The perfect fillet steak with potato gratin and my wonderful peppercorn sauce!
Serves 2 | Prep Time: 10mins | Cook Time: 1hr 40mins
INGREDIENTS
BEEF FILLET:
2 X 250G BEEF FILLETS, REMOVE FROM THE FRIDGE 30 MINUTES PRIOR TO COOKING
30ML VEGETABLE OIL
30ML BUTTER
150G PACKET THE SAUCE BY MANU, PEPPERCORN SAUCE
POTATO GRATIN:
500ML POURING CREAM
1 CLOVE GARLIC, FINELY CHOPPED
1 TABLESPOON CHOPPED THYME
1KG BRUSHED POTATOES (SUCH AS SEBAGO) OR DESIREE POTATOES, PEELED AND CUT INTO 3 MM THICK ROUNDS
SEA SALT AND FRESHLY GROUND
BLACK PEPPER
20G UNSALTED BUTTER
METHOD
For the gratin, preheat an oven to 200˚C. Grease a 1.5 litre capacity baking dish with butter.
Combine the cream, garlic, thyme and potato in a large heavy based saucepan, season to taste with salt and pepper. Bring to the boil, then reduce the heat to low and simmer for 10 minutes, stirring gently to prevent the potato from sticking to the base of the pan.
Transfer potato and cream mixture to the baking dish, spreading it into an even layer. Cover with foil and bake for 1 ½ hours or until potato is tender. Remove foil and bake for a further 10 minutes or until the top of the potato is golden brown and all the cream is absorbed. Remove from the oven and leave to rest for 10 minutes.
Season the steaks with salt and pepper. Place a large oven proof frying pan over a high heat, add oil and butter and when the butter is foaming add steaks and cook for 2-3 minutes or until you obtain a brown crust. Turnover and place the frying pan in the oven to cook for 3 minutes for medium rare or leave until cooked to your liking. Transfer to a plate and cover with foil to rest for 5 minutes.

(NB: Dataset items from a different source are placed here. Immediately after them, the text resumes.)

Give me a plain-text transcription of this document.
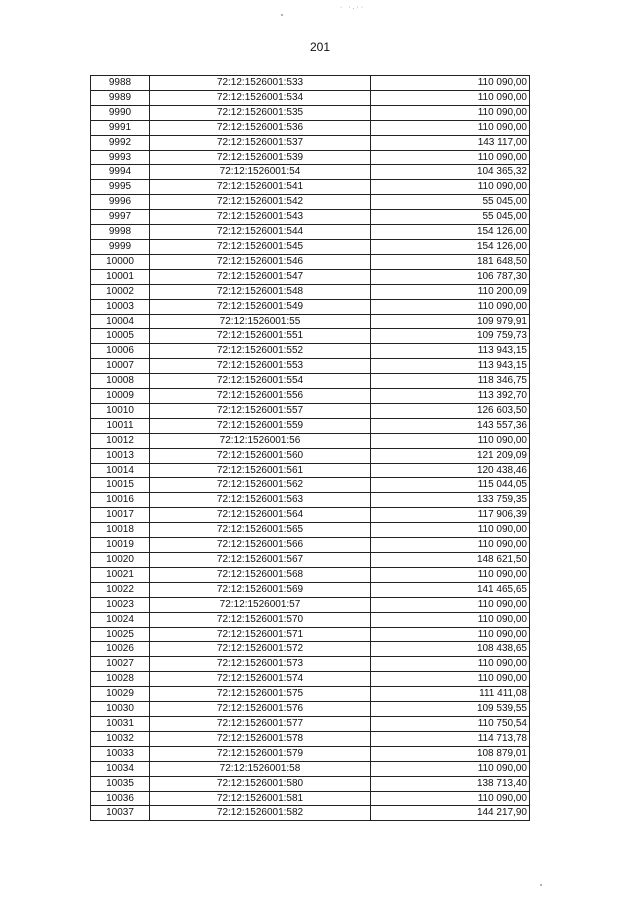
· ·.··
201
9988	72:12:1526001:533	110 090,00
9989	72:12:1526001:534	110 090,00
9990	72:12:1526001:535	110 090,00
9991	72:12:1526001:536	110 090,00
9992	72:12:1526001:537	143 117,00
9993	72:12:1526001:539	110 090,00
9994	72:12:1526001:54	104 365,32
9995	72:12:1526001:541	110 090,00
9996	72:12:1526001:542	55 045,00
9997	72:12:1526001:543	55 045,00
9998	72:12:1526001:544	154 126,00
9999	72:12:1526001:545	154 126,00
10000	72:12:1526001:546	181 648,50
10001	72:12:1526001:547	106 787,30
10002	72:12:1526001:548	110 200,09
10003	72:12:1526001:549	110 090,00
10004	72:12:1526001:55	109 979,91
10005	72:12:1526001:551	109 759,73
10006	72:12:1526001:552	113 943,15
10007	72:12:1526001:553	113 943,15
10008	72:12:1526001:554	118 346,75
10009	72:12:1526001:556	113 392,70
10010	72:12:1526001:557	126 603,50
10011	72:12:1526001:559	143 557,36
10012	72:12:1526001:56	110 090,00
10013	72:12:1526001:560	121 209,09
10014	72:12:1526001:561	120 438,46
10015	72:12:1526001:562	115 044,05
10016	72:12:1526001:563	133 759,35
10017	72:12:1526001:564	117 906,39
10018	72:12:1526001:565	110 090,00
10019	72:12:1526001:566	110 090,00
10020	72:12:1526001:567	148 621,50
10021	72:12:1526001:568	110 090,00
10022	72:12:1526001:569	141 465,65
10023	72:12:1526001:57	110 090,00
10024	72:12:1526001:570	110 090,00
10025	72:12:1526001:571	110 090,00
10026	72:12:1526001:572	108 438,65
10027	72:12:1526001:573	110 090,00
10028	72:12:1526001:574	110 090,00
10029	72:12:1526001:575	111 411,08
10030	72:12:1526001:576	109 539,55
10031	72:12:1526001:577	110 750,54
10032	72:12:1526001:578	114 713,78
10033	72:12:1526001:579	108 879,01
10034	72:12:1526001:58	110 090,00
10035	72:12:1526001:580	138 713,40
10036	72:12:1526001:581	110 090,00
10037	72:12:1526001:582	144 217,90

To serve, prepare The Sauce by Manu, Peppercorn Sauce according to packet directions. Return the rested beef to the frying pan and pop in the oven for a minute or 2 to come back up to temperature. Baste with some of the cooking juices and place on warm serving plates, with spoonful’s of potato gratin to one side and finish with a generous drizzle of sauce.